The review called for "well-powered studies, large-scale replications, and systematic meta-analyses," which is a polite acknowledgment that the existing evidence base, while suggestive, cannot support confident causal claims at the population level. All three core acetaminophen-empathy RCTs come from the same research group, and independent large-scale replications with pre-registered protocols remain absent.
What We Didn't Prove
The two 2016 experiments totaled 194 participants, all university students at a single institution, and the 2019 study added another 114 undergraduates from the same pool. These are WEIRD samples (Western, Educated, Industrialized, Rich, Democratic). Whether the effects generalize to older adults, clinical populations, or people taking acetaminophen for actual pain remains untested.
A Cohen's d of 0.5 means the acetaminophen and placebo groups overlapped substantially; this is not a binary on/off switch for empathy. The 2023 EEG study provides neural convergence and the rat study offers cross-species support, but neither was a pre-registered replication of the original human paradigm.
No study has examined whether repeated daily use produces cumulative empathy deficits or whether tolerance develops; the lab studies tested single doses in drug-naive participants. The gap between "a single dose reduces empathy in a lab for a few hours" and "millions of weekly users are walking around with diminished compassion" is enormous, and the research has not bridged it.
The Bottom Line
Acetaminophen works as a painkiller. Nobody disputes that. But three RCTs, an EEG study, and an animal model suggest it also dampens the ability to feel other people's pain and share in their pleasure, a side effect that never appeared on the label because nobody thought to look for it until 2010. The effect sizes are real but moderate, the replication base is young, and a 2026 systematic review found the broader field's results inconsistent. This is not settled science. It is science that should unsettle anyone who takes the drug without thinking about what else it might be doing.
What You Can Do
If you use acetaminophen regularly: You do not need to stop, since the empathy reduction is moderate, temporary, and tied to the drug's 4-to-6-hour active window. But be aware that your emotional responses to other people may be slightly blunted during that period, particularly your capacity to recognize and respond to others' distress.

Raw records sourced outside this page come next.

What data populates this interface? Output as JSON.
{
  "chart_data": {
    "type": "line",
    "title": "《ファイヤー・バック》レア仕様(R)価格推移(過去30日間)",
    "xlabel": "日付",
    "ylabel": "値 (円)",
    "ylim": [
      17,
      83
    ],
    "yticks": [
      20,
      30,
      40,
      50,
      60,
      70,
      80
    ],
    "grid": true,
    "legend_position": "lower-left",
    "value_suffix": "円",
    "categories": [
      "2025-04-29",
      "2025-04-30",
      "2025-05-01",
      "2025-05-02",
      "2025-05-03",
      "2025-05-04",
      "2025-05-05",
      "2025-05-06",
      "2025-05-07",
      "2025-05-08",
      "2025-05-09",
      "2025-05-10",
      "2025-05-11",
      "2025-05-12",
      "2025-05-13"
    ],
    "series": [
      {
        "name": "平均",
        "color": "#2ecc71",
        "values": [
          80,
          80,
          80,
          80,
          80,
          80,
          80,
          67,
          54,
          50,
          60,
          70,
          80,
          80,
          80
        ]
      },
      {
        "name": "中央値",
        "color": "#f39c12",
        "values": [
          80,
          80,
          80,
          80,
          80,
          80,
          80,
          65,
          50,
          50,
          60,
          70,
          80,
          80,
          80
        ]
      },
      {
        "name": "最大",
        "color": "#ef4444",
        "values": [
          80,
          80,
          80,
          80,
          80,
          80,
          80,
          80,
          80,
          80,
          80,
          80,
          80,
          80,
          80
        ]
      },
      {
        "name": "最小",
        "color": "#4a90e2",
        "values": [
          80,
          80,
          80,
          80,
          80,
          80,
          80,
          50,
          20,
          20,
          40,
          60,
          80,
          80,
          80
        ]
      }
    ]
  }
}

If you're choosing between pain relievers: NSAIDs like ibuprofen and naproxen have not shown comparable effects on empathy in the published literature. If emotional responsiveness matters for the day's tasks (parenting, caregiving, therapy, conflict resolution), that is one factor among many to weigh alongside each drug's other risks and benefits.
If you prescribe or recommend acetaminophen: The FDA mandates labeling for hepatotoxicity risk, but no guidance addresses psychological side effects. Acetaminophen is routinely recommended as first-line therapy for populations where empathy is already under strain: chronic pain patients, post-surgical patients, elderly residents of care facilities. The gap between what the research suggests and what the label discloses has persisted for over a decade.